How hectic has it been backstage?

Everyone knows how crazy it gets but this week has been really smooth. We haven’t been scrambling too much. I think the most fun is the last minute stuff. They’re getting dressed. That’s the wow moment, seeing it come together.

Do the models get dressed right before they go out?

We give them about twenty minutes before the show to get dressed. The girls get into character. You’ll see them start practicing their walk; they’re wearing their shoes. They are feeling themselves out, so they can hit the stage and be confident. I love doing their makeup and seeing the hair fall in place. You see this character unfold.

Elizabeth Bennet in Artiss Akarra's Eight United Republic Affair fashion show, wearing a Petals & Pearls headpiece by Crystal G. Pavlides.

What do you love about participating in StyleWeek?

Meeting all the different designers and seeing each one’s personal style and what they bring to the table. The fact that it’s all emerging designers and being able to help them showcase their art. It’s an honor for me to be able to create something that they think is worthy, and that finishes off their collection. That’s the icing on the cake; hair and makeup. To finish the look is a true honor, and I love being able to see what each designers does. I enjoy all types of fashion, from the most simple collection to the most outrageous. I love all of it. That’s the secret to life. Work that’s not work.
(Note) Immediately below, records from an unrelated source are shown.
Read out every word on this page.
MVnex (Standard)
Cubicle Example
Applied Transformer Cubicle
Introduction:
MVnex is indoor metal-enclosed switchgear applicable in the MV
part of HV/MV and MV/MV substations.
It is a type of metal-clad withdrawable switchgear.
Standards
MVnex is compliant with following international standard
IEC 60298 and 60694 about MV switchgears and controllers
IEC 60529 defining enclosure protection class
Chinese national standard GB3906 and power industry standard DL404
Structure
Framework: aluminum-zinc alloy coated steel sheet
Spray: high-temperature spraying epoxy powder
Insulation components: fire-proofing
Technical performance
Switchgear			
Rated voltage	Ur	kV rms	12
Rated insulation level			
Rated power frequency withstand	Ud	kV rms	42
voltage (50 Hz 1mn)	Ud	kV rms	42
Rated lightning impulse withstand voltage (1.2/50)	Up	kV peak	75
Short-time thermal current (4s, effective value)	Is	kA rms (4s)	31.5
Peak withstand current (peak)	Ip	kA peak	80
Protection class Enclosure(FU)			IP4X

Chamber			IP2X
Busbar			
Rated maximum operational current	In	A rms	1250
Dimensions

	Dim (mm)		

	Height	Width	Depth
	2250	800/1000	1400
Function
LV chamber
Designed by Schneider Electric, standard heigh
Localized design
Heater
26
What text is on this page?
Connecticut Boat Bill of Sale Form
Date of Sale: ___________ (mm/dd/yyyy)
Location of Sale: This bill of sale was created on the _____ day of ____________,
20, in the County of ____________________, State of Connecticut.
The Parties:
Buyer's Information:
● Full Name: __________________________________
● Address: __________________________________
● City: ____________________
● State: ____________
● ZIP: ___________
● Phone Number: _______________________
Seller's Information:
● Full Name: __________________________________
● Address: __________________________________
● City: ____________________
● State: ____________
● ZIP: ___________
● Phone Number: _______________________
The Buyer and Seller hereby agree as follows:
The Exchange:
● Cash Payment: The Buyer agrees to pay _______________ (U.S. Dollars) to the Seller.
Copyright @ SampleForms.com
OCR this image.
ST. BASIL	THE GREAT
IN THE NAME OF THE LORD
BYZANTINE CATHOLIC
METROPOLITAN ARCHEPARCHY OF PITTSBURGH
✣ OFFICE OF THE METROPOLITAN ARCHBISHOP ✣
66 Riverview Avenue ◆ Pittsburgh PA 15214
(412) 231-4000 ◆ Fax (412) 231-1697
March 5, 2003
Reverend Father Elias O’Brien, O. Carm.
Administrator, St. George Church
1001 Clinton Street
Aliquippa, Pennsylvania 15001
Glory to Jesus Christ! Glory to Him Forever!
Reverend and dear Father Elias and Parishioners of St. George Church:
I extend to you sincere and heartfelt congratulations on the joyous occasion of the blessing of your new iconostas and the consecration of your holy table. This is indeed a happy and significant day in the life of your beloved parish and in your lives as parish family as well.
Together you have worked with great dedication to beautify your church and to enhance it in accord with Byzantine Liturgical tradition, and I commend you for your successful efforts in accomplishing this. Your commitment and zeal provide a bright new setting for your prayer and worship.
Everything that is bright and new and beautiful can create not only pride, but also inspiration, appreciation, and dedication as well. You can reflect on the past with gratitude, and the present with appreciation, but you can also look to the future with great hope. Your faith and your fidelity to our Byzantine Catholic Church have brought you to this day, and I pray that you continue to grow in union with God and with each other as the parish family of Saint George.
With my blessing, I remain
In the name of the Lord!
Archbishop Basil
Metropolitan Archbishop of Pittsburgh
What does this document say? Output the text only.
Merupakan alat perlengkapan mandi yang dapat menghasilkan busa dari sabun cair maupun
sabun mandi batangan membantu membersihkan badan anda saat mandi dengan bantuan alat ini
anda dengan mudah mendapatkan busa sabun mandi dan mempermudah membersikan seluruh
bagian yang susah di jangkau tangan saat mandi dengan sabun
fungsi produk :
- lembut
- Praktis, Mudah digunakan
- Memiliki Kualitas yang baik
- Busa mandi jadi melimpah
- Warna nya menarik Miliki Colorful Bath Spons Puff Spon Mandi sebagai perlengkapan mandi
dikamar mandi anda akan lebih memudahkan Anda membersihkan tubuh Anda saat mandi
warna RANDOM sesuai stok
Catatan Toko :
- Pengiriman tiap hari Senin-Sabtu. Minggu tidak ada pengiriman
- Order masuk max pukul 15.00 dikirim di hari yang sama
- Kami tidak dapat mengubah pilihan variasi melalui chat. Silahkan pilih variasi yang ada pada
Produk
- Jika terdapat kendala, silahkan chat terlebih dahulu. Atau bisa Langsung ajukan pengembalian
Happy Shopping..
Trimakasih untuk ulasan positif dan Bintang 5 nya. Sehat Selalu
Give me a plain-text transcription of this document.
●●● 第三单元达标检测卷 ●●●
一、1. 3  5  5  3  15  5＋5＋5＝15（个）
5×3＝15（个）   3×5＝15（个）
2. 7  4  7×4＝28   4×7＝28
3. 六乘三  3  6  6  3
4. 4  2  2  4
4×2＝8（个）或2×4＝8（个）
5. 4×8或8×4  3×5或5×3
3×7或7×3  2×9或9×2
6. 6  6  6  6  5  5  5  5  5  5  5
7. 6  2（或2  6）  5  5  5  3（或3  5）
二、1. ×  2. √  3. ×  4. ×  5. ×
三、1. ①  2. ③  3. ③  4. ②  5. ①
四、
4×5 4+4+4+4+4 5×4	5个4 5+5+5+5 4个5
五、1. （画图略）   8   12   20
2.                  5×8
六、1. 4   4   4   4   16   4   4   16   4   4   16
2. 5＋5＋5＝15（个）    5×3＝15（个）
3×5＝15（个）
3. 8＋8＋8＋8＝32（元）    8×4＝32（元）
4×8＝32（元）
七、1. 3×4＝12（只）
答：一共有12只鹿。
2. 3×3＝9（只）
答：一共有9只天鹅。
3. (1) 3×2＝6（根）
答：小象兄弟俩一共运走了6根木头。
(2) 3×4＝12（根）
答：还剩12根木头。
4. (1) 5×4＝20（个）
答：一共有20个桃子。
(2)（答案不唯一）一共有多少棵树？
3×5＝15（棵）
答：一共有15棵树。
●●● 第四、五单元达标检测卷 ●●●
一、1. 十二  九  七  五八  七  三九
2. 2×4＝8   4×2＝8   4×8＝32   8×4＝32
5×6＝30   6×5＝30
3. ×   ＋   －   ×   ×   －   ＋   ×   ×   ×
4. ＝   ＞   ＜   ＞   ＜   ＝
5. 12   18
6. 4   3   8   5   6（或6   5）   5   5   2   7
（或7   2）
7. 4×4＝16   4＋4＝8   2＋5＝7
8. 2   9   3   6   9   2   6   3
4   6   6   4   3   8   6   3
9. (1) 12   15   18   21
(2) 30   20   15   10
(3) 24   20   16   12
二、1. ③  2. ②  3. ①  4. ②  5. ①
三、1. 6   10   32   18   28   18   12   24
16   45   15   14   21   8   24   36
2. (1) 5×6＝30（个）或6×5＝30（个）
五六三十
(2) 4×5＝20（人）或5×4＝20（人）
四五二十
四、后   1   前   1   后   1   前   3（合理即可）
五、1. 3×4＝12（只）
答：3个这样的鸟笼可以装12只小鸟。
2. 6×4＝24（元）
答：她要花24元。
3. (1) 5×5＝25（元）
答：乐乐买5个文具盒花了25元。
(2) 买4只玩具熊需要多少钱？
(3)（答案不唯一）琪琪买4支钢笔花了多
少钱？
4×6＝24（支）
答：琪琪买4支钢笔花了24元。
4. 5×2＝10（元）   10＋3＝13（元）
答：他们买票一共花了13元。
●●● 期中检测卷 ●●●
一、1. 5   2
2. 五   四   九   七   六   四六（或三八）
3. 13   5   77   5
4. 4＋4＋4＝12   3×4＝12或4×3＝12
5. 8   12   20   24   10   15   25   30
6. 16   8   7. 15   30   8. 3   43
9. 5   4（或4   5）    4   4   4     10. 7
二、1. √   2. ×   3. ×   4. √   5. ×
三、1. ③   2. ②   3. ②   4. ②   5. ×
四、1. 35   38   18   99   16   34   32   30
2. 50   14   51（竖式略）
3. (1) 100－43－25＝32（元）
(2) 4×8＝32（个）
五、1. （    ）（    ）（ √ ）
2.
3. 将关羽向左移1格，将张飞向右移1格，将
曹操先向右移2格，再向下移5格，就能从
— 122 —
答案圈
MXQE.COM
If I could be at StyleWeek every day of my life, I would.

What do you do throughout the year when you are not here?

I am employed by Bobbi Brown cosmetics, and I freelance. I do special events, weddings, anything. I am a freelance makeup artist. People can contact me at, or on Twitter and Instagram at @HollywoodDalton.


LuLu Locks, Back of House Manager

Owner of Suite Tart Salon and Providence Pinup.

Can you tell me what your job involves?

Betha and I have been here since the very beginning, all ten seasons. Over the course of ten seasons, we've figured out where we have communication gaps between the teams. I have a talent for keeping my head on a swivel and seeing these things happening. So I was asked to help the teams communicate; hair and makeup and dressing and shows. Having one person that can find the sticking point has made things significantly more graceful.

Is that person you? You're the glue?

I am the hammer. I am the person who — with love — will pull someone aside and say, "You know your job, please do it." Or I will go up to a stylist and say, "I know you're in the middle of something, but I need you to touch up this one thing right now." Please and thank you. My motto of the week is I have many opinions and no feelings. I am not shy. I have had to ask guests to leave back of house. I have had to ask inappropriate photographers to leave back of house, I have asked people who are pretending to be lost but I know they are trying to use it as a shortcut to do something.

You have to have someone to bring uniformity to the team? The whip cracker?

The whip cracker, the watch-watcher. Stylists and makeup artists and dressers get so into their work. It's beautiful, but time passes and all of a sudden and it's show time. After ten seasons, we figured out we need one more consistent person. It's three separate teams for back of house but there was no one person connecting the three teams.

I am sure in the beginning Rosie [StyleWeek founder Rosanna Ortiz] probably did some of that?

Her role is large and vast. She's needed front of house. She's the face of the brand. She needs to network and connect. Beth, Holly and I all appreciate that, and we are all willing to be back of the house to help make the vision work.